Transparency, trust and AI in newsrooms

In an industry already facing challenges over public trust, the rise of artificial intelligence is adding yet another threat to press freedom. Erosion of public trust creates conditions in which governments and others in authority can more easily restrict media freedom.

Last month, the chief executive of The Arena Group which owns Sports Illustrated, was fired following weeks of controversy that the magazine published articles generated by artificial intelligence (AI). Sports Illustrated reportedly created fake author names, profiles and photos for the AI-generated articles, to make readers believe real people wrote those stories.

In its annual Changing Newsrooms report, Reuters noted that 74 per cent of newsrooms they surveyed believe generative AI “will help newsrooms increase productivity and improve workflows, without changing the essence of journalism.” That same survey, released in December, shows only nine per cent of newsroom leaders have established AI training programs for staff.

While AI is another tool to help journalists, particularly in areas of data collection, without proper training, clear guidelines and transparency by newsrooms on its usage, those outlets risk the trust of their audience.

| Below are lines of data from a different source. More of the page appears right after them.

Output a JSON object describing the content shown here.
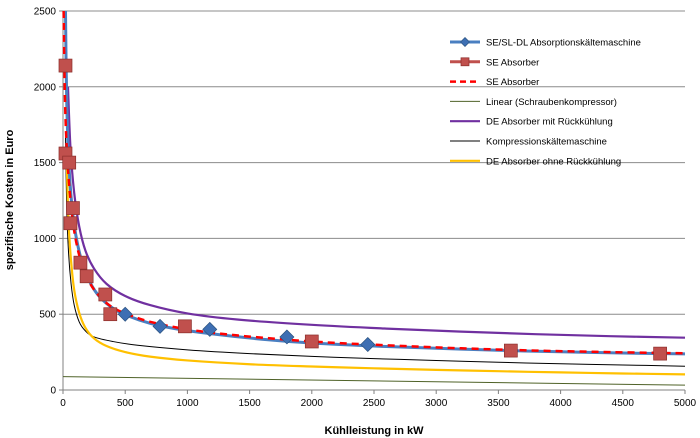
{
  "chart_data": {
    "type": "line",
    "title": "",
    "xlabel": "Kühlleistung in kW",
    "ylabel": "spezifische Kosten in Euro",
    "xlim": [
      0,
      5000
    ],
    "ylim": [
      0,
      2500
    ],
    "x_ticks": [
      "0",
      "500",
      "1000",
      "1500",
      "2000",
      "2500",
      "3000",
      "3500",
      "4000",
      "4500",
      "5000"
    ],
    "y_ticks": [
      "0",
      "500",
      "1000",
      "1500",
      "2000",
      "2500"
    ],
    "grid": "horizontal",
    "legend_position": "top-right",
    "series": [
      {
        "name": "SE/SL-DL Absorptionskältemaschine",
        "style": "line-diamond",
        "color": "#4a7fc1",
        "marker_color": "#3e6fb3",
        "points": [
          [
            500,
            500
          ],
          [
            780,
            420
          ],
          [
            1180,
            400
          ],
          [
            1800,
            350
          ],
          [
            2450,
            300
          ]
        ],
        "curve": [
          [
            20,
            2500
          ],
          [
            30,
            1900
          ],
          [
            50,
            1450
          ],
          [
            80,
            1150
          ],
          [
            120,
            950
          ],
          [
            170,
            800
          ],
          [
            230,
            690
          ],
          [
            300,
            610
          ],
          [
            400,
            540
          ],
          [
            520,
            490
          ],
          [
            700,
            440
          ],
          [
            900,
            405
          ],
          [
            1200,
            370
          ],
          [
            1600,
            335
          ],
          [
            2000,
            310
          ],
          [
            2500,
            290
          ],
          [
            3000,
            275
          ],
          [
            3500,
            262
          ],
          [
            4000,
            252
          ],
          [
            4500,
            244
          ],
          [
            5000,
            238
          ]
        ]
      },
      {
        "name": "SE Absorber",
        "style": "line-square",
        "color": "#c0504d",
        "marker_color": "#c0504d",
        "points": [
          [
            20,
            2140
          ],
          [
            20,
            1560
          ],
          [
            50,
            1500
          ],
          [
            60,
            1100
          ],
          [
            80,
            1200
          ],
          [
            140,
            840
          ],
          [
            190,
            750
          ],
          [
            340,
            630
          ],
          [
            380,
            500
          ],
          [
            980,
            420
          ],
          [
            2000,
            320
          ],
          [
            3600,
            260
          ],
          [
            4800,
            240
          ]
        ],
        "curve": []
      },
      {
        "name": "SE Absorber",
        "style": "dashed",
        "color": "#ff0000",
        "points": [],
        "curve": [
          [
            5,
            2500
          ],
          [
            15,
            1950
          ],
          [
            30,
            1600
          ],
          [
            55,
            1300
          ],
          [
            90,
            1050
          ],
          [
            140,
            860
          ],
          [
            200,
            730
          ],
          [
            280,
            630
          ],
          [
            380,
            555
          ],
          [
            500,
            505
          ],
          [
            700,
            450
          ],
          [
            1000,
            400
          ],
          [
            1400,
            360
          ],
          [
            2000,
            320
          ],
          [
            2600,
            295
          ],
          [
            3200,
            275
          ],
          [
            3800,
            260
          ],
          [
            4400,
            250
          ],
          [
            5000,
            242
          ]
        ]
      },
      {
        "name": "Linear (Schraubenkompressor)",
        "style": "line",
        "color": "#4f6228",
        "points": [],
        "curve": [
          [
            0,
            88
          ],
          [
            5000,
            32
          ]
        ]
      },
      {
        "name": "DE Absorber mit Rückkühlung",
        "style": "line",
        "color": "#7030a0",
        "points": [],
        "curve": [
          [
            40,
            2000
          ],
          [
            60,
            1600
          ],
          [
            90,
            1300
          ],
          [
            130,
            1080
          ],
          [
            180,
            920
          ],
          [
            250,
            800
          ],
          [
            350,
            700
          ],
          [
            500,
            620
          ],
          [
            700,
            560
          ],
          [
            1000,
            505
          ],
          [
            1400,
            465
          ],
          [
            2000,
            430
          ],
          [
            2600,
            405
          ],
          [
            3200,
            385
          ],
          [
            3800,
            368
          ],
          [
            4400,
            355
          ],
          [
            5000,
            345
          ]
        ]
      },
      {
        "name": "Kompressionskältemaschine",
        "style": "line",
        "color": "#000000",
        "points": [],
        "curve": [
          [
            20,
            1700
          ],
          [
            30,
            1200
          ],
          [
            45,
            900
          ],
          [
            65,
            700
          ],
          [
            90,
            560
          ],
          [
            130,
            450
          ],
          [
            180,
            390
          ],
          [
            250,
            350
          ],
          [
            400,
            320
          ],
          [
            600,
            295
          ],
          [
            1000,
            265
          ],
          [
            1500,
            240
          ],
          [
            2000,
            222
          ],
          [
            2500,
            207
          ],
          [
            3000,
            195
          ],
          [
            3500,
            183
          ],
          [
            4000,
            173
          ],
          [
            4500,
            165
          ],
          [
            5000,
            157
          ]
        ]
      },
      {
        "name": "DE Absorber ohne Rückkühlung",
        "style": "line",
        "color": "#ffc000",
        "points": [],
        "curve": [
          [
            30,
            1500
          ],
          [
            45,
            1100
          ],
          [
            65,
            850
          ],
          [
            90,
            660
          ],
          [
            130,
            510
          ],
          [
            180,
            410
          ],
          [
            250,
            340
          ],
          [
            350,
            290
          ],
          [
            500,
            250
          ],
          [
            700,
            220
          ],
          [
            1000,
            195
          ],
          [
            1500,
            170
          ],
          [
            2000,
            155
          ],
          [
            2500,
            143
          ],
          [
            3000,
            133
          ],
          [
            3500,
            124
          ],
          [
            4000,
            116
          ],
          [
            4500,
            109
          ],
          [
            5000,
            103
          ]
        ]
      }
    ]
  }
}
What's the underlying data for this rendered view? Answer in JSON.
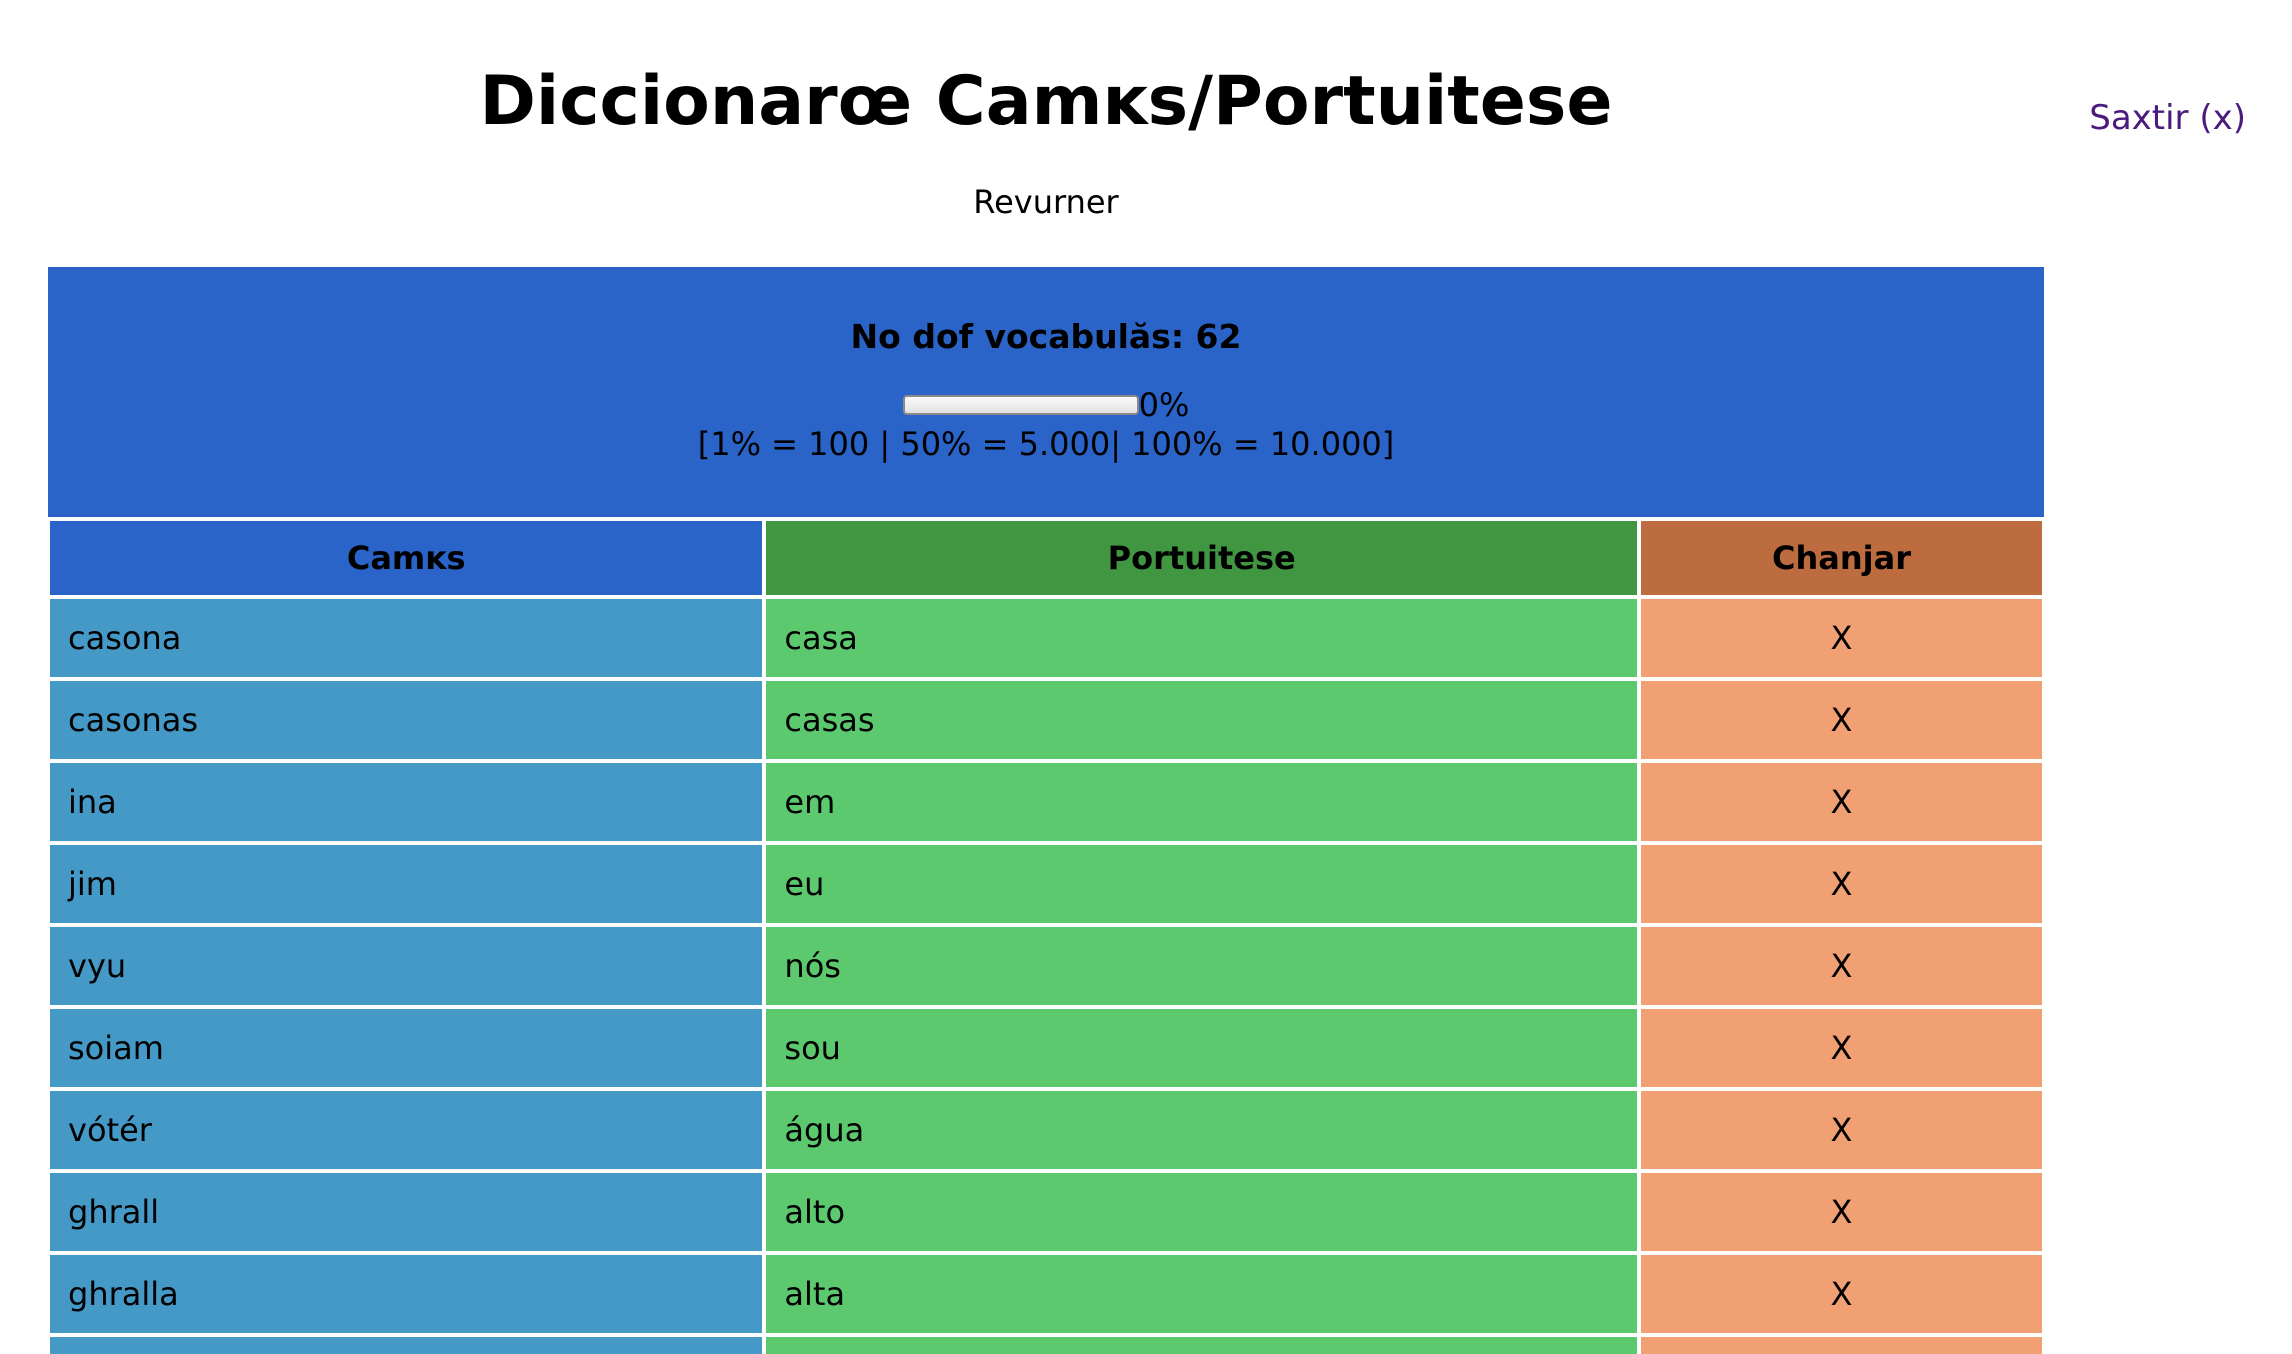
{
  "header": {
    "title": "Diccionarœ Camĸs/Portuitese",
    "logout_label": "Saxtir (x)",
    "back_label": "Revurner"
  },
  "stats": {
    "count_label": "No dof vocabulăs: 62",
    "progress_percent": 0,
    "progress_label": "0%",
    "scale_text": "[1% = 100 | 50% = 5.000| 100% = 10.000]"
  },
  "table": {
    "headers": [
      "Camĸs",
      "Portuitese",
      "Chanjar"
    ],
    "rows": [
      {
        "camks": "casona",
        "portuitese": "casa",
        "action": "X"
      },
      {
        "camks": "casonas",
        "portuitese": "casas",
        "action": "X"
      },
      {
        "camks": "ina",
        "portuitese": "em",
        "action": "X"
      },
      {
        "camks": "jim",
        "portuitese": "eu",
        "action": "X"
      },
      {
        "camks": "vyu",
        "portuitese": "nós",
        "action": "X"
      },
      {
        "camks": "soiam",
        "portuitese": "sou",
        "action": "X"
      },
      {
        "camks": "vótér",
        "portuitese": "água",
        "action": "X"
      },
      {
        "camks": "ghrall",
        "portuitese": "alto",
        "action": "X"
      },
      {
        "camks": "ghralla",
        "portuitese": "alta",
        "action": "X"
      },
      {
        "camks": "",
        "portuitese": "",
        "action": ""
      }
    ]
  },
  "colors": {
    "header_blue": "#2a64c8",
    "header_green": "#419741",
    "header_orange": "#bd6c40",
    "cell_blue": "#4599c7",
    "cell_green": "#5cc96f",
    "cell_orange": "#f0a072",
    "link_purple": "#4b1a7d"
  }
}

Earlier this year CBC announced it had signed the Partnership on AI Framework along with other media, and social media outlets. The Framework sets out recommendations for “creating, sharing, and distributing AI-generated media.”

Transparency is key if AI is being used to help report and disseminate the news. Verification of information gathered through AI is essential, while copyrights must be respected.

AI cannot replace the work of journalists. Maintaining trust in a fair and balanced news operation is paramount for the industry and the citizens it serves.